The awards were established with the aim to promote African poetry written in English or in translation and each year it recognises the best poetry book by an African poetry.
This year, entries came from Zimbabwe, Cameroon, Nigeria and South Africa.
The Glenna Luschei Prize is worth $5 000 and the winner will be announced on 18 January, 2016.
The three selected books include Gumiguru by Muzanenhamo, South Africa’s Kobus Moolman for A Book of Rooms and, again from South Africa, Joan Metererkamp for Now the World Takes These Breaths.
Gumiguru, published by Carcanet Press in the United Kingdom, is Muzanenhamo’s second collection.
Muzanenhamo’s most recent works are a joint venture with John Eppel.
Muzanenhamo was recently announced as a finalist for this year’s Artists In Residency (AIR) programme and was a featured poet at the 2015 Poetry International Festival in Rotterdam and at the UK’s Ledbury Poetry Festival.
Born in 1975, Muzanenhamo studied Business Administration in the Netherlands and in France. He has worked as a journalist and a film script editor.
His poems have appeared widely in international magazines, journals and anthologies. In 2006 his debut collection of poems, Spirit Brides, was published by Carcanet Press and shortlisted for the Jerwood Aldeburgh First Collection Prize.
Moolman, University of KwaZulu-Natal academic and playwright, was a finalist in the inaugural Glenna Luschei Prize for African Poetry and was also the winner of the 2013 Sol Plaatje European Union Award.

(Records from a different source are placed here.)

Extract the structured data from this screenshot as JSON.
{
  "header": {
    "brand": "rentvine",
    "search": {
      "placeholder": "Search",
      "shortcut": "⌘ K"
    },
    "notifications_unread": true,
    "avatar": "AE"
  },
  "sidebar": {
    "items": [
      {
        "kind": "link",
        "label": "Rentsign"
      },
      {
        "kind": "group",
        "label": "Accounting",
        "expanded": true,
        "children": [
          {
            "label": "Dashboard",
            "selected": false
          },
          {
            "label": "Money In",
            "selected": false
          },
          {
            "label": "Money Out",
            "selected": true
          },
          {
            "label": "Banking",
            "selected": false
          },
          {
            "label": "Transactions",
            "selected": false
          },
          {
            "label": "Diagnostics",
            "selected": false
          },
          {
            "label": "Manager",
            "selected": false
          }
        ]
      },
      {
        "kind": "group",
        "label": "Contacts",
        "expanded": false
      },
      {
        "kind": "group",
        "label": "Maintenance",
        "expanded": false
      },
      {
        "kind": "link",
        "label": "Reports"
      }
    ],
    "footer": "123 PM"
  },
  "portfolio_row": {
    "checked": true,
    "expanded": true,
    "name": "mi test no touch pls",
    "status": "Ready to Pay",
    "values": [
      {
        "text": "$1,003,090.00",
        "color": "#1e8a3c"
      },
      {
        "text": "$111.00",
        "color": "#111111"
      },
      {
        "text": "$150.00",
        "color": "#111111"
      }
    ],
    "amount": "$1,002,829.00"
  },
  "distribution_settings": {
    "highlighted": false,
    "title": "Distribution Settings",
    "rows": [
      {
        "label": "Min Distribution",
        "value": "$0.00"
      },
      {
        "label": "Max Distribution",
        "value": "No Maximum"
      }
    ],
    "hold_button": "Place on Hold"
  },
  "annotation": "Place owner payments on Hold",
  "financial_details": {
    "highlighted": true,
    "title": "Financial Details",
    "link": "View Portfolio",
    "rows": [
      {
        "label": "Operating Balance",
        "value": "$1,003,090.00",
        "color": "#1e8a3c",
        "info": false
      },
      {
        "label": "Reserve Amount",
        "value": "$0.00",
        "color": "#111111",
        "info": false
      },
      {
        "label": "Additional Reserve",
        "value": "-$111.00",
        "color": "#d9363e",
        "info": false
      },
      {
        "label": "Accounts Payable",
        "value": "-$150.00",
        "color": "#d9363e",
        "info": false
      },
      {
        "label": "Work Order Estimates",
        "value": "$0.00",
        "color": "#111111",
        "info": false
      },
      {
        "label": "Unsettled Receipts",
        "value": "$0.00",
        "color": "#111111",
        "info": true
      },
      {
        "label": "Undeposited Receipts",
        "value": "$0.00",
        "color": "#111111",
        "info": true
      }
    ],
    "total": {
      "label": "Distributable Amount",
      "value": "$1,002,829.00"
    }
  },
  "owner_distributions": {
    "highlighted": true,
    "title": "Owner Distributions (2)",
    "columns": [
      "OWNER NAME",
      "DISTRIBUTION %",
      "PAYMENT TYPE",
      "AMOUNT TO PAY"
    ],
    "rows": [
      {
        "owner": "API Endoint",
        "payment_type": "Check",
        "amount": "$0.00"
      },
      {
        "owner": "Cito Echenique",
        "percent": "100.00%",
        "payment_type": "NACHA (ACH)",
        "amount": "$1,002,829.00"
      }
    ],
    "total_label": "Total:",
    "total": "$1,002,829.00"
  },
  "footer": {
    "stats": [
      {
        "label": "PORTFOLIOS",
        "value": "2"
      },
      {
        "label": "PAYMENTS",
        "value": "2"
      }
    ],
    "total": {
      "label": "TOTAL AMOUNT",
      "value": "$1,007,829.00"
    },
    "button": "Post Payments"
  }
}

Each year, an internationally-renowned poet judges the prize. Now in its second year, the number of entries has more than doubled, and the quality and diversity of books received provided the judge, South African poet Gabeba Baderoon, with a challenging yet enjoyable task.
Baderoon is the author of a number of poetry collections including The Dream in the Next Body and A Hundred Silences.
She received the Daimler Chrysler Award for South African Poetry in 2005, and is Associate Professor of Women’s, Gender, and Sexuality Studies and African Studies at Pennsylvania State University in the United States.
“I read these books and many of the poems again and again. The (finalist books) feel thoughtfully shaped, rivetingly intelligent and superbly crafted. I found them a pleasure and an education to read. Indeed, my horizons were vastly expanded by the extraordinarily well-realised poems in these collections,” says Baderoon.